Posisi kedua diraih Alvaro Carpe yang tampil konsisten sepanjang balapan. Sementara David Munoz berhasil mengamankan podium ketiga setelah terlibat duel ketat pada lap akhir.
Brian Uriarte finis di posisi keempat dan David Almansa menempati urutan kelima. Marco Morelli kemudian menyelesaikan balapan di posisi keenam.
Pembalap Malaysia, Hakim Danish, finis di posisi ketujuh. Sedangkan Veda Ega Pratama sukses menutup balapan di posisi kedelapan setelah melakukan perjuangan luar biasa dari posisi start belakang.
Penampilan Veda cukup mencuri perhatian karena mampu menyalip banyak pembalap sepanjang race berlangsung. Padahal, rider Indonesia itu sempat mengalami kesulitan sejak sesi latihan hingga kualifikasi.

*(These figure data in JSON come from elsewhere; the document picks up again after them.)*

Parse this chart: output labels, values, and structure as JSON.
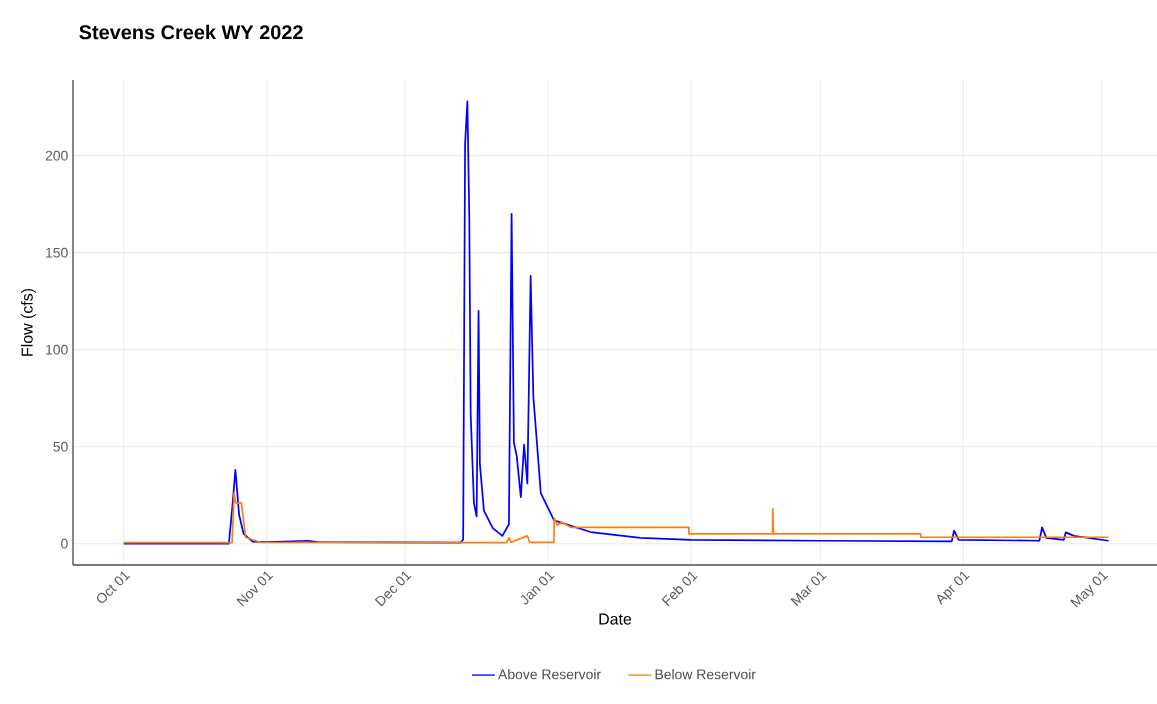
{
  "chart_data": {
    "type": "line",
    "title": "Stevens Creek WY 2022",
    "xlabel": "Date",
    "ylabel": "Flow (cfs)",
    "xlim": [
      "2021-09-20",
      "2022-05-13"
    ],
    "xticks": [
      {
        "value": "2021-10-01",
        "label": "Oct 01"
      },
      {
        "value": "2021-11-01",
        "label": "Nov 01"
      },
      {
        "value": "2021-12-01",
        "label": "Dec 01"
      },
      {
        "value": "2022-01-01",
        "label": "Jan 01"
      },
      {
        "value": "2022-02-01",
        "label": "Feb 01"
      },
      {
        "value": "2022-03-01",
        "label": "Mar 01"
      },
      {
        "value": "2022-04-01",
        "label": "Apr 01"
      },
      {
        "value": "2022-05-01",
        "label": "May 01"
      }
    ],
    "ylim": [
      -11,
      239
    ],
    "yticks": [
      0,
      50,
      100,
      150,
      200
    ],
    "grid": true,
    "legend": "bottom",
    "marker": "none",
    "line_style": "solid",
    "series": [
      {
        "name": "Above Reservoir",
        "color": "#0000ff",
        "x": [
          "2021-10-01",
          "2021-10-23T19:00",
          "2021-10-24T14:00",
          "2021-10-25T05:00",
          "2021-10-26",
          "2021-10-27",
          "2021-10-29",
          "2021-11-01",
          "2021-11-10",
          "2021-11-12",
          "2021-12-13",
          "2021-12-13T14:00",
          "2021-12-14",
          "2021-12-14T12:00",
          "2021-12-14T22:00",
          "2021-12-15T05:00",
          "2021-12-15T22:00",
          "2021-12-16T12:00",
          "2021-12-16T22:00",
          "2021-12-17T05:00",
          "2021-12-18T02:00",
          "2021-12-20",
          "2021-12-22T02:00",
          "2021-12-23T12:00",
          "2021-12-24T02:00",
          "2021-12-24T14:00",
          "2021-12-25T05:00",
          "2021-12-26T02:00",
          "2021-12-26T19:00",
          "2021-12-27T12:00",
          "2021-12-28T05:00",
          "2021-12-28T19:00",
          "2021-12-30T10:00",
          "2022-01-02T07:00",
          "2022-01-10T05:00",
          "2022-01-21",
          "2022-02-01",
          "2022-03-01",
          "2022-03-29T12:00",
          "2022-03-30",
          "2022-03-31",
          "2022-04-17T12:00",
          "2022-04-18T02:00",
          "2022-04-19",
          "2022-04-22T19:00",
          "2022-04-23T05:00",
          "2022-04-25",
          "2022-05-02T12:00"
        ],
        "values": [
          0,
          0,
          20,
          38,
          15,
          5,
          1,
          0.8,
          1.5,
          0.8,
          0.5,
          2,
          206,
          228,
          167,
          67,
          21,
          14,
          120,
          41,
          17,
          8,
          4,
          10,
          170,
          52,
          45,
          24,
          51,
          31,
          138,
          76,
          26,
          12,
          6,
          3,
          2,
          1.5,
          1.2,
          6.7,
          2,
          1.5,
          8.4,
          3,
          2,
          5.8,
          4,
          1.5
        ]
      },
      {
        "name": "Below Reservoir",
        "color": "#ff7f0e",
        "x": [
          "2021-10-01",
          "2021-10-24T12:00",
          "2021-10-24T22:00",
          "2021-10-25T06:00",
          "2021-10-26T12:00",
          "2021-10-27T10:00",
          "2021-10-30T17:00",
          "2021-12-23",
          "2021-12-23T12:00",
          "2021-12-24",
          "2021-12-27T12:00",
          "2021-12-28",
          "2022-01-02T06:00",
          "2022-01-02T08:00",
          "2022-01-03",
          "2022-01-04",
          "2022-01-05T12:00",
          "2022-01-06",
          "2022-01-31T12:00",
          "2022-01-31T13:00",
          "2022-02-18T16:00",
          "2022-02-18T17:00",
          "2022-02-18T20:00",
          "2022-03-22T19:00",
          "2022-03-22T20:00",
          "2022-05-02T12:00"
        ],
        "values": [
          0.5,
          0.5,
          26,
          21,
          21,
          3.3,
          0.6,
          0.5,
          3,
          0.7,
          4,
          0.7,
          0.7,
          13,
          9.5,
          11,
          9,
          8.4,
          8.4,
          5,
          5,
          18,
          5,
          5,
          3.3,
          3.3
        ]
      }
    ]
  }
}
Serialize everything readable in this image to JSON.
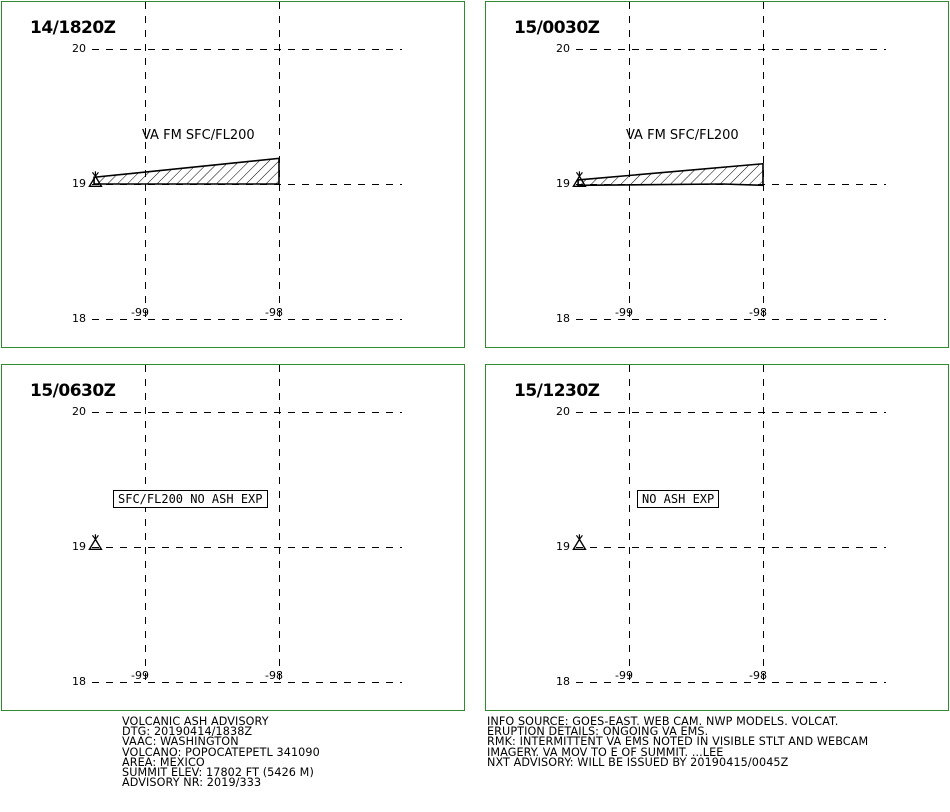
{
  "panels": [
    {
      "title": "14/1820Z",
      "label": "VA FM SFC/FL200",
      "label_boxed": false,
      "has_polygon": true,
      "polygon": [
        [
          -99.38,
          19.05
        ],
        [
          -98.0,
          19.19
        ],
        [
          -98.0,
          19.0
        ],
        [
          -99.38,
          19.0
        ]
      ]
    },
    {
      "title": "15/0030Z",
      "label": "VA FM SFC/FL200",
      "label_boxed": false,
      "has_polygon": true,
      "polygon": [
        [
          -99.38,
          19.03
        ],
        [
          -98.0,
          19.15
        ],
        [
          -98.0,
          18.99
        ],
        [
          -98.3,
          19.0
        ],
        [
          -99.38,
          18.99
        ]
      ]
    },
    {
      "title": "15/0630Z",
      "label": "SFC/FL200 NO ASH EXP",
      "label_boxed": true,
      "has_polygon": false
    },
    {
      "title": "15/1230Z",
      "label": "NO ASH EXP",
      "label_boxed": true,
      "has_polygon": false
    }
  ],
  "grid": {
    "lat_labels": [
      "20",
      "19",
      "18"
    ],
    "lon_labels": [
      "-99",
      "-98"
    ],
    "lat_values": [
      20,
      19,
      18
    ],
    "lon_values": [
      -99,
      -98
    ]
  },
  "volcano": {
    "lat": 19.02,
    "lon": -99.37,
    "icon": "volcano-icon"
  },
  "footer": {
    "left": [
      "VOLCANIC ASH ADVISORY",
      "DTG: 20190414/1838Z",
      "VAAC: WASHINGTON",
      "VOLCANO: POPOCATEPETL 341090",
      "AREA: MEXICO",
      "SUMMIT ELEV: 17802 FT (5426 M)",
      "ADVISORY NR: 2019/333"
    ],
    "right": [
      "INFO SOURCE: GOES-EAST. WEB CAM. NWP MODELS. VOLCAT.",
      "ERUPTION DETAILS: ONGOING VA EMS.",
      "RMK: INTERMITTENT VA EMS NOTED IN VISIBLE STLT AND WEBCAM",
      "IMAGERY. VA MOV TO E OF SUMMIT.  ...LEE",
      "NXT ADVISORY: WILL BE ISSUED BY 20190415/0045Z"
    ]
  },
  "colors": {
    "panel_border": "#2e8b2e",
    "lines": "#000000"
  }
}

Veda Ega Pratama Bangkit dari Grid Belakang
Salah satu hal paling menarik dalam hasil Moto3 Catalunya kali ini adalah perjuangan Veda Ega Pratama yang memulai race dari posisi ke-21. Posisi start tersebut didapat setelah hasil kurang maksimal pada sesi practice dan kualifikasi.

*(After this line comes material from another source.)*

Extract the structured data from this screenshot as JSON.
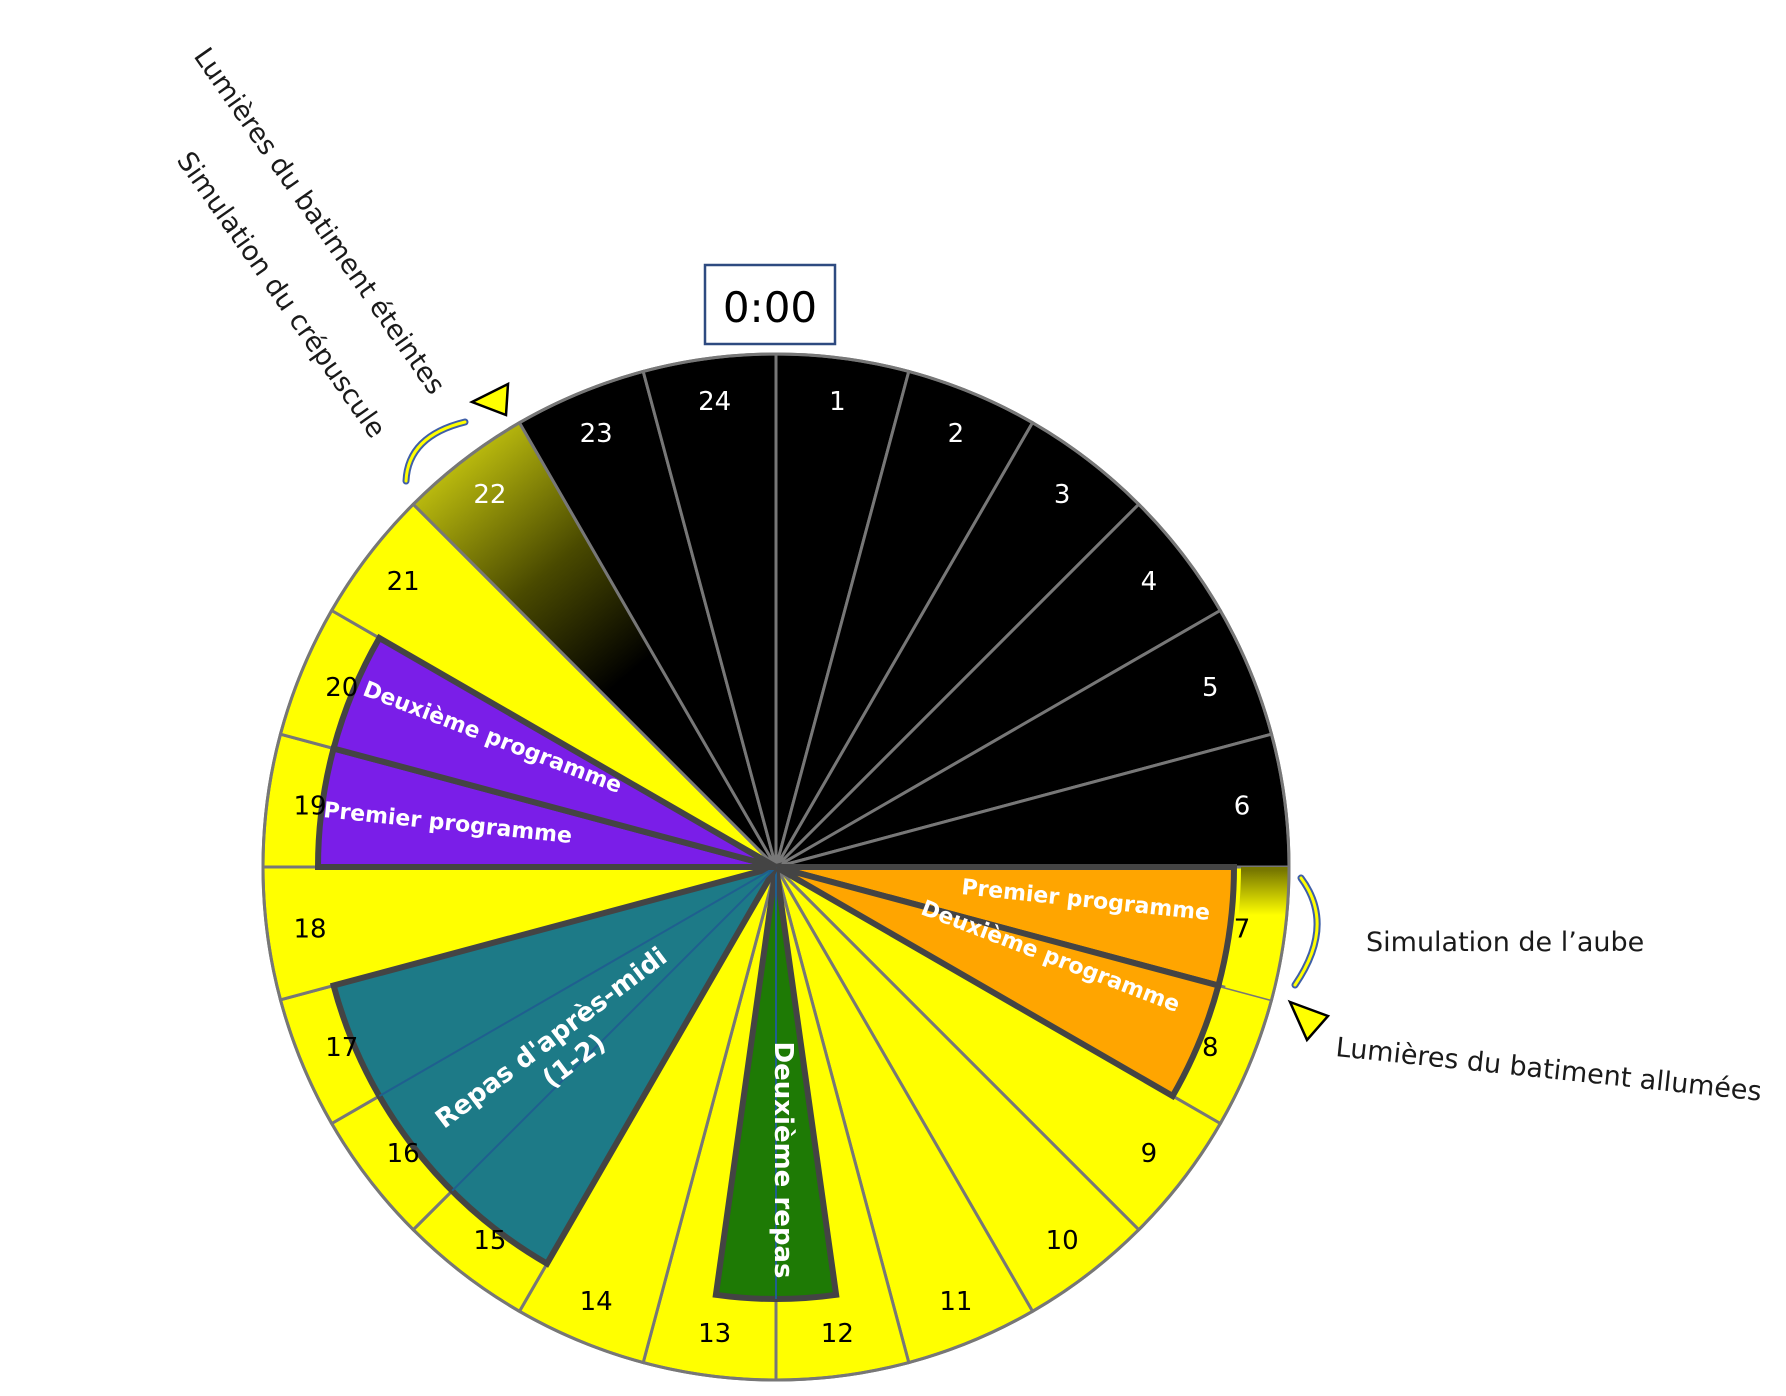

Meski demikian, Veda mampu tampil tenang dan perlahan memperbaiki posisinya sejak lap awal. Konsistensi kecepatan dan strategi balap yang matang membuatnya berhasil masuk ke rombongan depan.
Tidak hanya itu, kondisi lintasan Catalunya yang panas juga menjadi tantangan tersendiri. Veda disebut mengalami masalah pada daya cengkeram motor yang membuat performa ban kurang maksimal.
Namun, pembalap muda Indonesia tersebut tetap mampu menjaga ritme balapan hingga akhirnya finis di posisi kedelapan. Hasil ini sekaligus memperlihatkan perkembangan signifikan Veda dalam beradaptasi dengan karakter lintasan Eropa.
Klasemen Moto3 Semakin Ketat
Tambahan poin dari Moto3 Catalunya membuat persaingan klasemen sementara semakin menarik. Maximo Quilles masih kokoh di posisi pertama dengan koleksi 140 poin.
Adrian Fernandez berada di posisi kedua dengan 76 poin, sedangkan Alvaro Carpe menempati posisi ketiga dengan 73 poin.
Marco Morelli dan Veda Ega Pratama sama-sama mengoleksi 58 poin. Namun, Morelli berada satu tingkat di atas Veda dalam klasemen sementara.
Di bawah mereka terdapat Valentin Perrone dengan 56 poin dan David Almansa dengan 52 poin. Persaingan perebutan posisi lima besar diprediksi bakal semakin panas pada seri-seri selanjutnya.
Moto3 Mugello Jadi Ujian Berikutnya
Setelah Catalunya, seluruh rider akan bersiap menghadapi Moto3 Mugello Italia. Seri ini diprediksi menjadi tantangan besar karena karakter sirkuit Mugello terkenal cepat dan teknis.
Sesi latihan bebas Moto3 Mugello akan dimulai pada Jumat siang WIB. Sedangkan race utama dijadwalkan berlangsung Minggu pukul 16.00 WIB dengan total 17 putaran.
Selain Moto3, akhir pekan Mugello juga akan diramaikan balapan Red Bull Rookies Cup yang menjadi ajang pembinaan pembalap muda dunia.
Bagi Veda Ega Pratama, Moto3 Mugello menjadi kesempatan penting untuk kembali menambah poin dan menjaga peluang bersaing di papan atas klasemen. Jika mampu tampil konsisten seperti di Catalunya, bukan tidak mungkin rider Indonesia tersebut dapat mencetak hasil lebih besar pada seri Italia nanti.
Performa Veda musim ini juga mulai membuat publik Indonesia optimistis. Pembalap muda asal Indonesia itu perlahan membuktikan diri mampu bersaing dengan rider-rider terbaik dunia di ajang Moto3.